Share Incentive Plan (SIP): introduction
The purpose of a Share Incentive Plan (SIP) is to benefit employees of a company through shares which give them a continuing stake in that company. The Share Incentive Plan is very flexible and intended to encourage wide employee share ownership. The plan may not give preferential treatment to directors or to more highly remunerated employees. Under the plan, subject to certain statutory constraints and limits, a company may each year:
- provide employees with ‘free shares’
- give employees the chance to buy ‘partnership shares’ through deductions out of their pre-tax salary, and
- match each partnership share with up to two free ‘matching shares’.
In addition, a plan may provide that dividends on the shares can be reinvested in buying further ‘dividend shares’ for the employee.
A company which is setting up a Share Incentive Plan has to establish a trust as part of the scheme. The company usually gives money to the trustees with which they purchase shares. The trustees then award free and matching shares to employees without payment and apply agreed deductions from salary to the acquisition of partnership shares. If permitted by the plan, they may also use dividends to acquire further dividend shares on behalf of the employee.

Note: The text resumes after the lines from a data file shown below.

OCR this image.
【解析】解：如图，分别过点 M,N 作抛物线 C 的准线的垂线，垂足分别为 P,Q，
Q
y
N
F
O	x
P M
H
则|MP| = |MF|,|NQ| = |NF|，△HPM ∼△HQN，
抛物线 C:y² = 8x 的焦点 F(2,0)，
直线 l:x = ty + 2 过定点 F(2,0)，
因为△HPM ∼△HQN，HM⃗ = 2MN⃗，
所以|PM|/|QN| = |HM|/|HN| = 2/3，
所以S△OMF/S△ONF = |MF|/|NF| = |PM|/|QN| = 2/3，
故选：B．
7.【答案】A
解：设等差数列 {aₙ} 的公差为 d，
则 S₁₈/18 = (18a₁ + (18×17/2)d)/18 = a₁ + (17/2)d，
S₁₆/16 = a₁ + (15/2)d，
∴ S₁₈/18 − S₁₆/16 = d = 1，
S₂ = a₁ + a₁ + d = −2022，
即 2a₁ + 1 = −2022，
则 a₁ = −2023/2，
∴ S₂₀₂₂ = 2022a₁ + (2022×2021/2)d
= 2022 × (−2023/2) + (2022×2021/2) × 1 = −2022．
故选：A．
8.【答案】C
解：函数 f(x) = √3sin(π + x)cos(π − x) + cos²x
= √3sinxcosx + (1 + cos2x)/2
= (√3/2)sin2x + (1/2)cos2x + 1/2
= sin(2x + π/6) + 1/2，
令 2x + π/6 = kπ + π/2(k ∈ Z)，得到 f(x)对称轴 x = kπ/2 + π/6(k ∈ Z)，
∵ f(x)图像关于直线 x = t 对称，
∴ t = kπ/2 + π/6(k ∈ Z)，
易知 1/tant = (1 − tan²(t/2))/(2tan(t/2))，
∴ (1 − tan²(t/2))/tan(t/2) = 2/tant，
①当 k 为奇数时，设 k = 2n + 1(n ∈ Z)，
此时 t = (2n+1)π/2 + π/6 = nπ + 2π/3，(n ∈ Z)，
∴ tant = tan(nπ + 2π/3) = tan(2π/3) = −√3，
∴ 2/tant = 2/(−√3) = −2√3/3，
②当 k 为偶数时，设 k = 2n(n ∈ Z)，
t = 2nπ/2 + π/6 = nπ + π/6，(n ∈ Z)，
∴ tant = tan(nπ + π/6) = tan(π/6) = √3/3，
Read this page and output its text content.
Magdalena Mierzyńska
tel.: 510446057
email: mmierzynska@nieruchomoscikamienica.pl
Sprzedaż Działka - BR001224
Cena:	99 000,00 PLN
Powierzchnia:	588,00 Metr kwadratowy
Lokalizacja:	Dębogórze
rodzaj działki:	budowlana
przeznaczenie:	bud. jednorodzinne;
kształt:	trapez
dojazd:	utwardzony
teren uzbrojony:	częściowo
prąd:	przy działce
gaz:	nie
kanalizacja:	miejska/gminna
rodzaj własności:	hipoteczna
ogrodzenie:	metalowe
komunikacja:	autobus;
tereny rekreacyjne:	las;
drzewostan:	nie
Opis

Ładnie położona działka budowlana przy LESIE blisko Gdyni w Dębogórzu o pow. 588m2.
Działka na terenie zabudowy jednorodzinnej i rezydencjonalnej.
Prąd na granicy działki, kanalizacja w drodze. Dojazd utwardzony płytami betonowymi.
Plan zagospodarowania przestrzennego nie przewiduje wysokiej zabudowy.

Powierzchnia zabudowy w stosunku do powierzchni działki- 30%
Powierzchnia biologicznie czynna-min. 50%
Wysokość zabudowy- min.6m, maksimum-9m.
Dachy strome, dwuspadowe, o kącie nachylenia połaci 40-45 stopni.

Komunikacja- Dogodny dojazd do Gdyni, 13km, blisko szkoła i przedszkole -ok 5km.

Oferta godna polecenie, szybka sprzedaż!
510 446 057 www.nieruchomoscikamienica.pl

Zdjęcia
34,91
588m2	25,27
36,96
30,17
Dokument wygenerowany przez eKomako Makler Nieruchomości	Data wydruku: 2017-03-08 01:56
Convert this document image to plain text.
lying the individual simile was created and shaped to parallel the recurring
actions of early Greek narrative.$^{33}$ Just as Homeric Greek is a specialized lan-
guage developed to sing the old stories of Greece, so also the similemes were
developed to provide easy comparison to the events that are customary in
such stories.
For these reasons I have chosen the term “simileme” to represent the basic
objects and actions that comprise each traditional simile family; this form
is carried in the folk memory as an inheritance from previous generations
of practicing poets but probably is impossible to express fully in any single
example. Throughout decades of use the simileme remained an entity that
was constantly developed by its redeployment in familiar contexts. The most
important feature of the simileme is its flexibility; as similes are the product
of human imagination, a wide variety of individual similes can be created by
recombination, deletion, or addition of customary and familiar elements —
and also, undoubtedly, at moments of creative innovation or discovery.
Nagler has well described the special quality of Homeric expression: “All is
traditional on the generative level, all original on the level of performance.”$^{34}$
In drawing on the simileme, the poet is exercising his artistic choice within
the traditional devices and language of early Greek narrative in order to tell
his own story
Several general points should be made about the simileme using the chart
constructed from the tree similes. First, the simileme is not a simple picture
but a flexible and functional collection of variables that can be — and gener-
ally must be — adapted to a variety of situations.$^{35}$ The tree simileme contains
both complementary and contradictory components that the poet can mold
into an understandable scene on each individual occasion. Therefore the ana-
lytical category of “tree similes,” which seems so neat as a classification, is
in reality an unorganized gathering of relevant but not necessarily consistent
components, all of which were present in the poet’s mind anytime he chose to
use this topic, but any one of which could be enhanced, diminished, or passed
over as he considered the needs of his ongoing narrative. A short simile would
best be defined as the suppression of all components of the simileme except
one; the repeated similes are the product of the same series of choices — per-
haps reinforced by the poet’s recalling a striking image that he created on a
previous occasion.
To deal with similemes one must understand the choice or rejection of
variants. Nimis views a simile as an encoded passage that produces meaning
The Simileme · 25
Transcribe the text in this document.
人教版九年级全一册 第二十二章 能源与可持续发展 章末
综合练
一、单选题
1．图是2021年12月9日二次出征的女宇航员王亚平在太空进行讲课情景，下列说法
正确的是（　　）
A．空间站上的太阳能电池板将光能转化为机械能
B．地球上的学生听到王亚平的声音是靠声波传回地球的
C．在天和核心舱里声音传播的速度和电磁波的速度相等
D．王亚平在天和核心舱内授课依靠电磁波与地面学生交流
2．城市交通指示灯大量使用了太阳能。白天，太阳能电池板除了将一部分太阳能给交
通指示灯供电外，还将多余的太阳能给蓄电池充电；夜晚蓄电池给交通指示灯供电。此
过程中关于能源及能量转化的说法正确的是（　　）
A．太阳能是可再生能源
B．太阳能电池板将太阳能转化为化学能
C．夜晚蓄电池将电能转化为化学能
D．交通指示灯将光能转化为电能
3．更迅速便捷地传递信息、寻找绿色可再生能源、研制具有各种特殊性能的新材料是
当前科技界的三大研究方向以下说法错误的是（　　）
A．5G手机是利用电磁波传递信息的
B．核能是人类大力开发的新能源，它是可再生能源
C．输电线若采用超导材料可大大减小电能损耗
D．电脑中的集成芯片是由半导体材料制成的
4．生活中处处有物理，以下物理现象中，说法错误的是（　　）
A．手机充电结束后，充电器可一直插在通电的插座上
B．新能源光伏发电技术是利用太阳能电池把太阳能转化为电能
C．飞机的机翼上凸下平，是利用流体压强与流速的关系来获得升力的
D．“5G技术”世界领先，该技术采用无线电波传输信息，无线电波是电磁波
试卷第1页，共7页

The employee is absolutely entitled to the SIP shares as against the trustees of the scheme from the date they are awarded or acquired on his behalf but has to agree to leave free, matching and dividend shares in the trust for a specified period.
There is no liability to Income Tax when plan shares are awarded to or acquired on behalf of an employee and no further liability if the shares are kept within the plan for 5 or more years. For more detail see Part 7 Chapter 6 ITEPA03, Schedule 2 ITEPA03, ERSM303100 and ESSUM20100+.
There is no liability to Capital Gains Tax if the employee retains shares within the plan until he asks the trustees to dispose of them for him. And, if he keeps the shares after they cease to be subject to the plan and disposes of them later, his acquisition cost is deemed to be the market value of the shares at the time they ceased to be subject to the plan. See CG56495.